In an effort to address perceived gaps in the current spectrum management regime, the Spectrum Policy now expressly permits the use of spectrum trading, spectrum sharing, dynamic spectrum access use, and spectrum ‘subletting’ and/or sharing between licensees, with the prior approval of ICASA. The Spectrum Policy requires that ICASA must set standard operating rules, terms and conditions applicable to the trading, sharing and sub-letting of spectrum. When developing this new regulatory framework for spectrum trading and sharing, ICASA will be required to consider public policy gains in the use of spectrum as well as the general promotion of economic development.


As a result of the new spectrum management regime, ICASA will be in a position to implement spectrum sharing in a manner that preserves all the rights of the licence holder, and at the same time unlock the potential of unused spectrum for sharing.

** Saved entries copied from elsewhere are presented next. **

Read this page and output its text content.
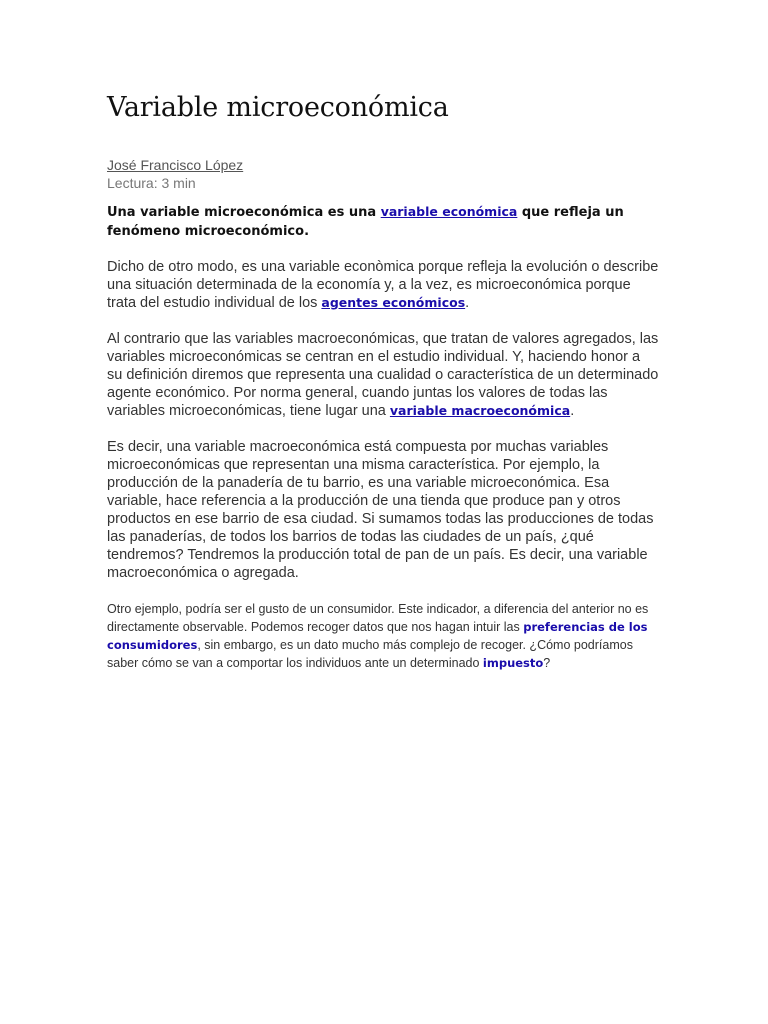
Variable microeconómica
José Francisco López
Lectura: 3 min

Una variable microeconómica es una variable económica que refleja un fenómeno microeconómico.

Dicho de otro modo, es una variable econòmica porque refleja la evolución o describe una situación determinada de la economía y, a la vez, es microeconómica porque trata del estudio individual de los agentes económicos.

Al contrario que las variables macroeconómicas, que tratan de valores agregados, las variables microeconómicas se centran en el estudio individual. Y, haciendo honor a su definición diremos que representa una cualidad o característica de un determinado agente económico. Por norma general, cuando juntas los valores de todas las variables microeconómicas, tiene lugar una variable macroeconómica.

Es decir, una variable macroeconómica está compuesta por muchas variables microeconómicas que representan una misma característica. Por ejemplo, la producción de la panadería de tu barrio, es una variable microeconómica. Esa variable, hace referencia a la producción de una tienda que produce pan y otros productos en ese barrio de esa ciudad. Si sumamos todas las producciones de todas las panaderías, de todos los barrios de todas las ciudades de un país, ¿qué tendremos? Tendremos la producción total de pan de un país. Es decir, una variable macroeconómica o agregada.

Otro ejemplo, podría ser el gusto de un consumidor. Este indicador, a diferencia del anterior no es directamente observable. Podemos recoger datos que nos hagan intuir las preferencias de los consumidores, sin embargo, es un dato mucho más complejo de recoger. ¿Cómo podríamos saber cómo se van a comportar los individuos ante un determinado impuesto?
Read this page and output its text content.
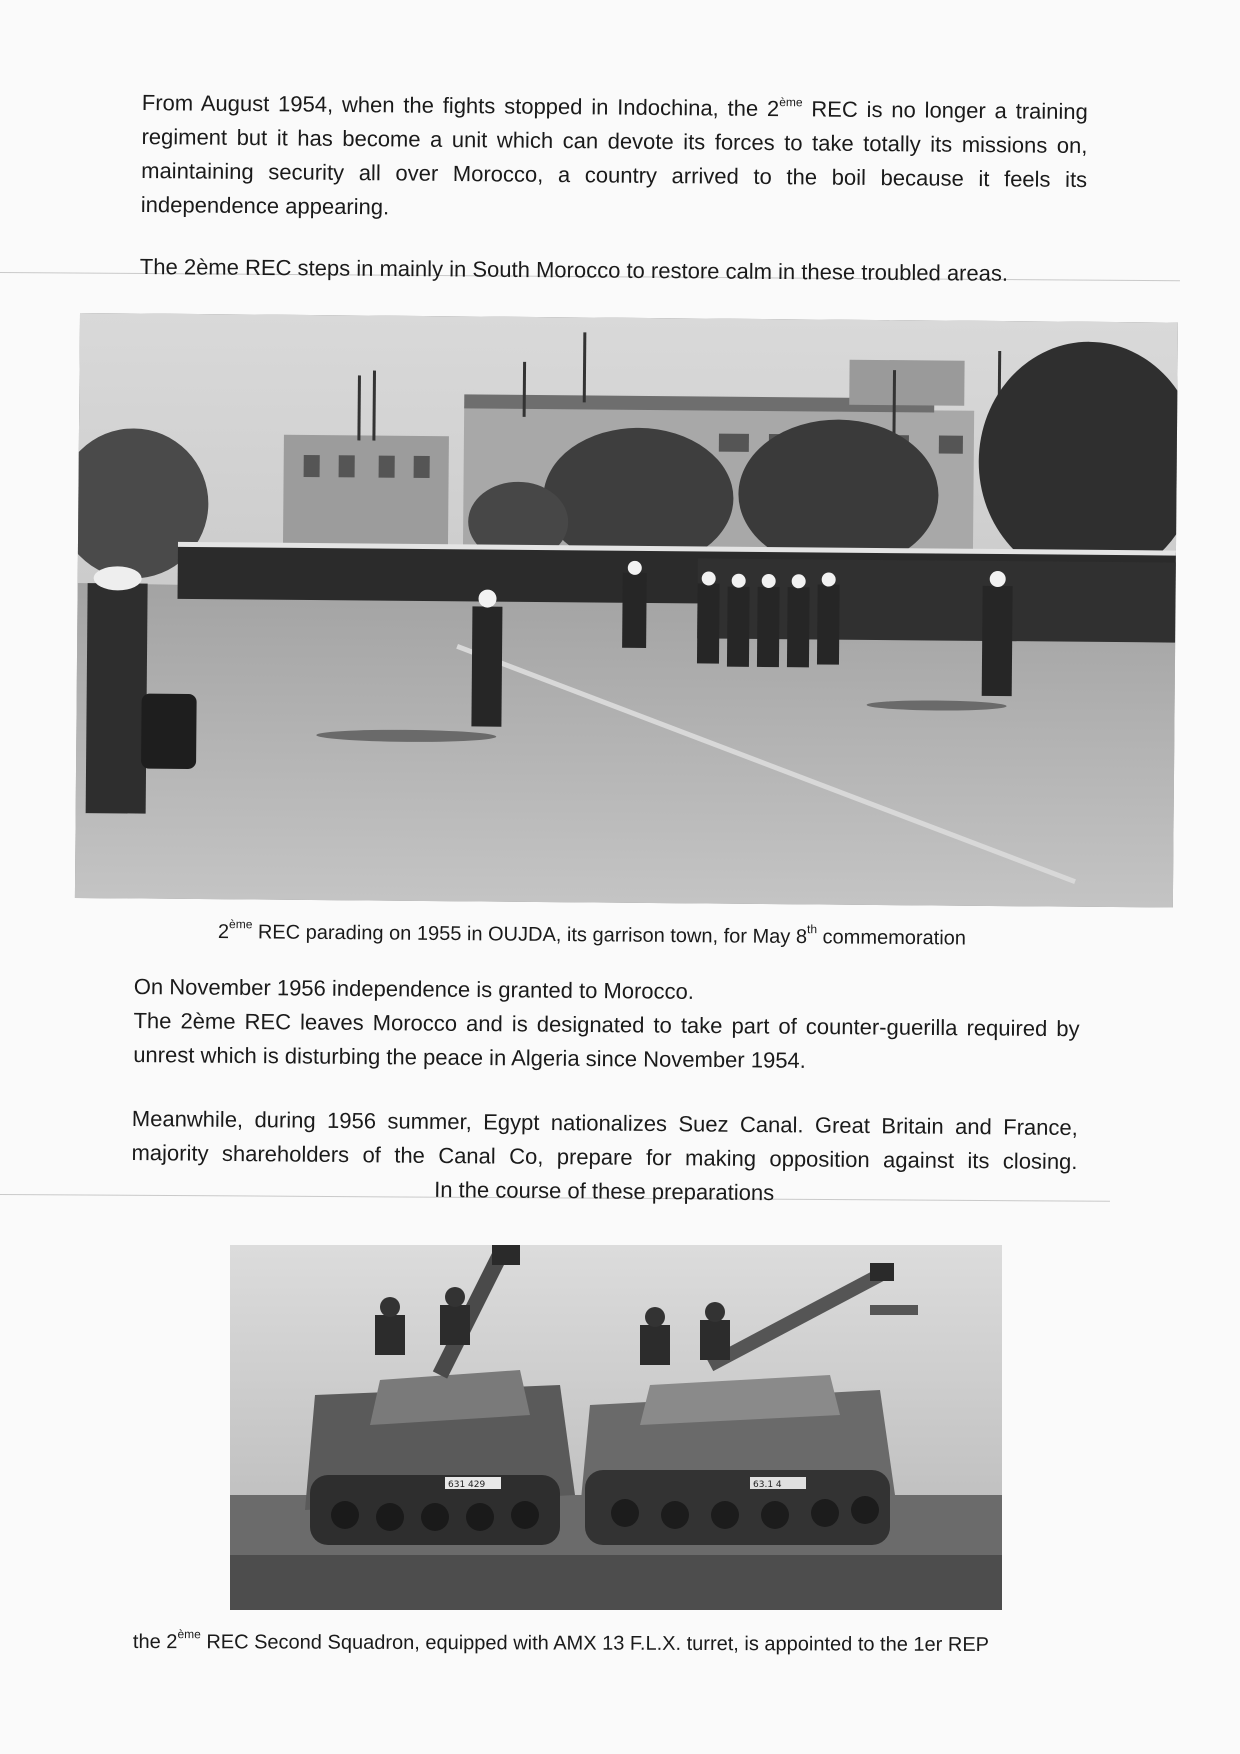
From August 1954, when the fights stopped in Indochina, the 2ème REC is no longer a training
regiment but it has become a unit which can devote its forces to take totally its missions on,
maintaining security all over Morocco, a country arrived to the boil because it feels its
independence appearing.
The 2ème REC steps in mainly in South Morocco to restore calm in these troubled areas.
2ème REC parading on 1955 in OUJDA, its garrison town, for May 8th commemoration
On November 1956 independence is granted to Morocco.
The 2ème REC leaves Morocco and is designated to take part of counter-guerilla required by
unrest which is disturbing the peace in Algeria since November 1954.
Meanwhile, during 1956 summer, Egypt nationalizes Suez Canal. Great Britain and France,
majority shareholders of the Canal Co, prepare for making opposition against its closing.
In the course of these preparations
631 429	63.1 4
the 2ème REC Second Squadron, equipped with AMX 13 F.L.X. turret, is appointed to the 1er REP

Furthering the proposals of the ECA Draft Amendment Bill


The spectrum sharing and trading provisions of the Spectrum Policy are aligned with the Draft Electronic Communications Amendment Bill, 2023 (Draft Amendment Bill), which proposes to amend certain aspects of the Electronic Communications Act 36 of 2005 (ECA). In particular, the Draft Amendment Bill, published on 23 June 2023, seeks to amend sections 30 and 31 of the ECA and insert a new section 31A, which will regulate spectrum sharing. These changes, if enacted into law, will permit the sharing of spectrum among licensees. The sharing of high demand spectrum will be subject to approval by ICASA, and the sharing of non-high demand spectrum will be possible on notification to ICASA. More information on the Draft Amendment Bill is accessible here.


The current spectrum sharing and trading regime


In respect of radio frequency spectrum, section 31(1) of the ECA provides that:

 ‘… no person may transmit any signal by radio or use radio apparatus to receive any signal by radio except under and in accordance with a radio frequency spectrum licence granted by [ICASA] to such person in terms of [the ECA].’


Spectrum sharing is currently dealt with under the Radio Frequency Spectrum Regulations, 2015, published under the ECA. In terms of these regulations, ICASA must approve all radio frequency spectrum sharing agreements entered into between licensees. However, these regulations are drafted very broadly, and have been deemed to be too vague, by industry players. Much of this criticism is due to the fact that there are no specific criteria that ICASA uses in determining whether or not spectrum sharing between licensees is permissible. As noted above, the Spectrum Policy seeks to remedy this by requiring ICASA to ‘set standard operating rules, terms and conditions applicable for the trading, sharing, and sub-letting of spectrum.’




While the Spectrum Policy liberalises spectrum sharing and trading in South Africa to an extent, and provides high-level parameters in that regard, there is little guidance as to how this will be regulated practically. Nevertheless, the Spectrum Policy may be instructive in future engagement between radio frequency licensees in relation to spectrum sharing, trading and pooling. It is also particularly relevant in light of the recent legal action taken by Vodacom against MTN regarding the spectrum sharing deals entered into between MTN and Liquid Intelligent Technologies, which have been approved by ICASA but criticised by Vodacom for giving MTN an unfair advantage and distorting competition in the market.